Sorry to trick you into reading a Bible passage like some kind of pervert. In the film Maud is ostensibly an instrument of God battling Satan and evil in the form of her decadent dying patient or at least she believes she is. There’s not much more dangerous than a true believer.

I’ve written about this in here before I think about how when I was very young way too young to be taught about eternal torment while being raised Catholic while also being an imaginative and voracious reader (and chubby little turd of a booger kid) I sought out shit like William Blake and Dante’s Inferno and it basically twisted my idiot little brain sideways for a long time.
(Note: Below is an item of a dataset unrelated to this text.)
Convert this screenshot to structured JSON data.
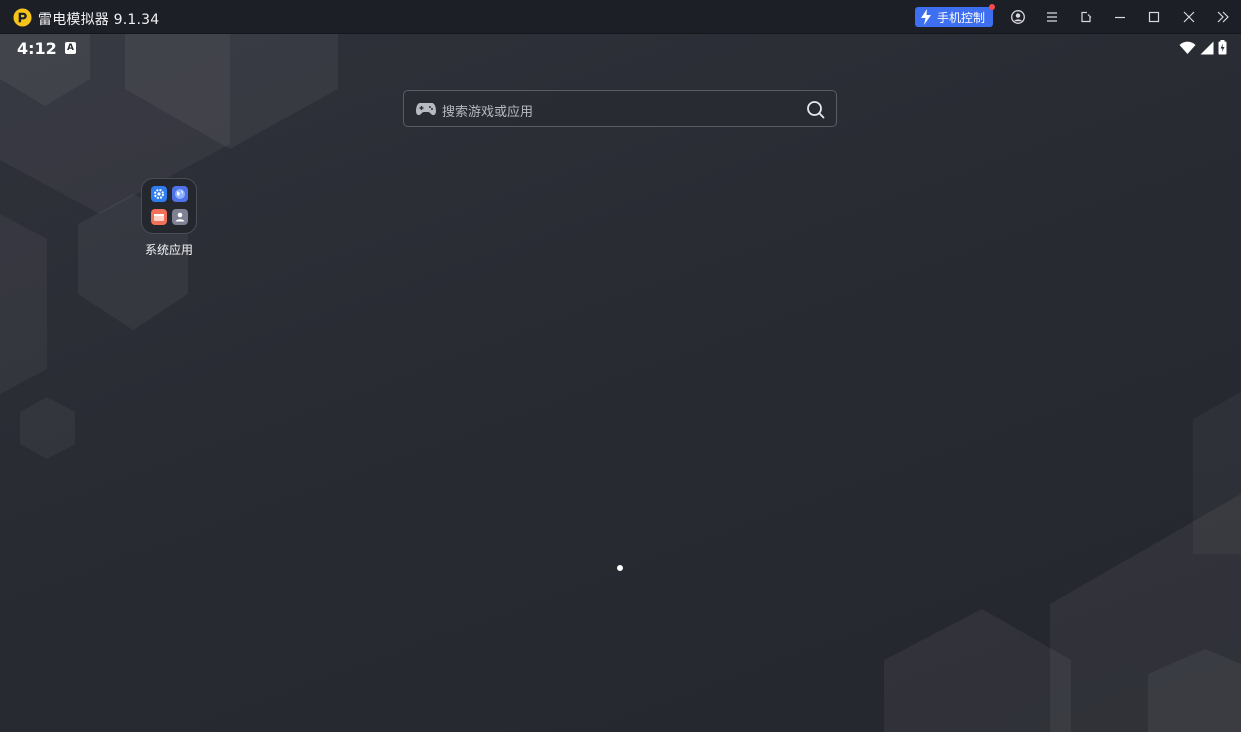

Why wouldn’t it have?

If I was going to sit there twice a week in mass and Bible school having the threat of eternal hell fire hung over me long before I even knew how to get jizz out of my tiny dick I at least wanted to find out what all was waiting for me down there like when you look up the hotel you’re going to be staying at on Trip Advisor. (Zero stars). It wasn’t pretty it turned out and it took me a very long time to disabuse myself of the notion that it was all actually real. I’m still not sure I have entirely.
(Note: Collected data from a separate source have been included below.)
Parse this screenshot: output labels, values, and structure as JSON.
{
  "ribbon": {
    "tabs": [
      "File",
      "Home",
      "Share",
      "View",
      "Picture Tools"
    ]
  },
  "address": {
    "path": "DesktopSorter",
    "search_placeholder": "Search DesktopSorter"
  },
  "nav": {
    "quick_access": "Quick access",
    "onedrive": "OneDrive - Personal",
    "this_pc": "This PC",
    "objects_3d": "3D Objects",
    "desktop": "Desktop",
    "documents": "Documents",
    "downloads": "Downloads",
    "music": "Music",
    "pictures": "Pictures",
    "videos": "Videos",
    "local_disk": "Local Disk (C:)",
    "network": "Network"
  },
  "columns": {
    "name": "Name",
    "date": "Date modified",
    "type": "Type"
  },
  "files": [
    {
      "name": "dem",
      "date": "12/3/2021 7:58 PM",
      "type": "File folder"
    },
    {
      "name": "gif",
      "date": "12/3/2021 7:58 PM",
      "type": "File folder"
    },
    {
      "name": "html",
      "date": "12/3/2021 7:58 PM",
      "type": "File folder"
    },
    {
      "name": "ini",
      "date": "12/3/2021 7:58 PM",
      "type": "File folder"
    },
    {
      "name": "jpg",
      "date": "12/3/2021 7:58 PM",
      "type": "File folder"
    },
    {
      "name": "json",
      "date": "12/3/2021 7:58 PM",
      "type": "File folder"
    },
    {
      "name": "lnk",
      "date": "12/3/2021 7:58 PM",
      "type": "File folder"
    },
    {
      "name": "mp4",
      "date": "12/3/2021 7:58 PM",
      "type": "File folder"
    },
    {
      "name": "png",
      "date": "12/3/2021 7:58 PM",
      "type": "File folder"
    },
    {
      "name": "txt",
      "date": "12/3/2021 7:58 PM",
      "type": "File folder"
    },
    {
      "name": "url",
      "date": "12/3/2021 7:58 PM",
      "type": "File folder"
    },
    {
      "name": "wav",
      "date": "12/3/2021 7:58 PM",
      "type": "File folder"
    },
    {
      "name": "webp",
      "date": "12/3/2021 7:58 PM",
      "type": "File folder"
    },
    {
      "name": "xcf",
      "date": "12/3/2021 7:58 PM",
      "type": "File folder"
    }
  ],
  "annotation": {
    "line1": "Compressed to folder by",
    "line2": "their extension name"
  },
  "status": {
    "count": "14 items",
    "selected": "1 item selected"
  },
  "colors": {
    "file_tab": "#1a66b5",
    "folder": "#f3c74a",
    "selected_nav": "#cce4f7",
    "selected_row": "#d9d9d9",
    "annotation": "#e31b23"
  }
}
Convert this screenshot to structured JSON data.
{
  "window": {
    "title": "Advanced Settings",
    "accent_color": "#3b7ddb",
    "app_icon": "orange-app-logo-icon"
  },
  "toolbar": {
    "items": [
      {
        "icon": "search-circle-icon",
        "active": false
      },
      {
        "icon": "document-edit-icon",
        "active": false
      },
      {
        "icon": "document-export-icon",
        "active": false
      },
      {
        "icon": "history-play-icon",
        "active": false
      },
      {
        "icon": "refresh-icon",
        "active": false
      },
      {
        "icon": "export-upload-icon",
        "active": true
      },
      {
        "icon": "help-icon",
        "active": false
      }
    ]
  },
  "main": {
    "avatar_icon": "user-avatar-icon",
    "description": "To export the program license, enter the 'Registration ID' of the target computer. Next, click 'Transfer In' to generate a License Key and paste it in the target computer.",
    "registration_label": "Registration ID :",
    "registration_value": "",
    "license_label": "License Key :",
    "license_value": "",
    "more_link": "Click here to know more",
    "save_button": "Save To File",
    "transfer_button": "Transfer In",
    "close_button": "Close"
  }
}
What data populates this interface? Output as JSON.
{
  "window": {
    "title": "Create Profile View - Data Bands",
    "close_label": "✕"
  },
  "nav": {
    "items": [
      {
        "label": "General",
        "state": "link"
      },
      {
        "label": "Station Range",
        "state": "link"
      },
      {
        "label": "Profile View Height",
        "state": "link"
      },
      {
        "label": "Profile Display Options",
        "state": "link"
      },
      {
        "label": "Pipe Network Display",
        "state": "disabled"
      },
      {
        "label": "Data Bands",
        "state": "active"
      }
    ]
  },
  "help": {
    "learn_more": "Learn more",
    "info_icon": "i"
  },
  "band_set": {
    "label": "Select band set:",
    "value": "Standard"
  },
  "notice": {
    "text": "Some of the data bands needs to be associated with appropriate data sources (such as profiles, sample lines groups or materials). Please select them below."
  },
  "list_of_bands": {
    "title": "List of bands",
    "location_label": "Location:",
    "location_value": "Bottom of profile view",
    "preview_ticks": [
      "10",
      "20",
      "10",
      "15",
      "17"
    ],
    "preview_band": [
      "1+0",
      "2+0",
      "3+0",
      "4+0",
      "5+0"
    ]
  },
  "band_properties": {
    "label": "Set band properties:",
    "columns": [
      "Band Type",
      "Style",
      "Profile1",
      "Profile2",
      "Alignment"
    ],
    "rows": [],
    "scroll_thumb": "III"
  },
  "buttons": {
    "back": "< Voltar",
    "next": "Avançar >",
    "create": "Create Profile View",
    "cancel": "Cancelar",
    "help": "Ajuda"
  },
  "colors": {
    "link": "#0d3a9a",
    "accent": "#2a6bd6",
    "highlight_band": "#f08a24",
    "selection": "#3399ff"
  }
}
Anyway as fucking deranged as this country is it’s a wonder that it’s not somehow more so given that we’ve got so many people running around out there trying to scam their way out of the lake of fire by pretending to be virtuous. What happens in the film isn’t entirely as crazy as it seems is the point.

Ok last thing for today is reaching into the ol’ Hell World mailbag. A reader wrote in after the last issue about mass shootings on the feeling that many of us have now that it’s only a matter of time before we find ourselves in one. Here’s what they said.

That feeling of inevitability when it happens is I think how we have to cope with the overhanging cloud of a mass shooting trauma. I was at a mall in Jersey a couple years ago when there was a shooting in the food court. I try to make light of it now: I couldn’t hear the shots at first because I had headphones in and my first thought when I saw a mom carrying and running with her kids was that there must have been a fire sale in Sears.

But in the moment it just felt like “Well, this is it. Made it to 27, pretty good odds considering.” I hid in a GameStop with the employees before helping a group of people go out the emergency exit. I’ve gone back to that store to talk with the people I tried to hide from a gunman with who told me it was a revenge shooting, possibly gang related, which feels like a weird way to cope with violence. It was violence for other people, we were just bystanders. More coping mechanisms.

One bit of advice if you find yourself hiding from a potential mass shooting: Don’t hide in a GameStop. They only have those big glass doors for security and you’ll have to hide behind a Tom Brady cardboard cutout.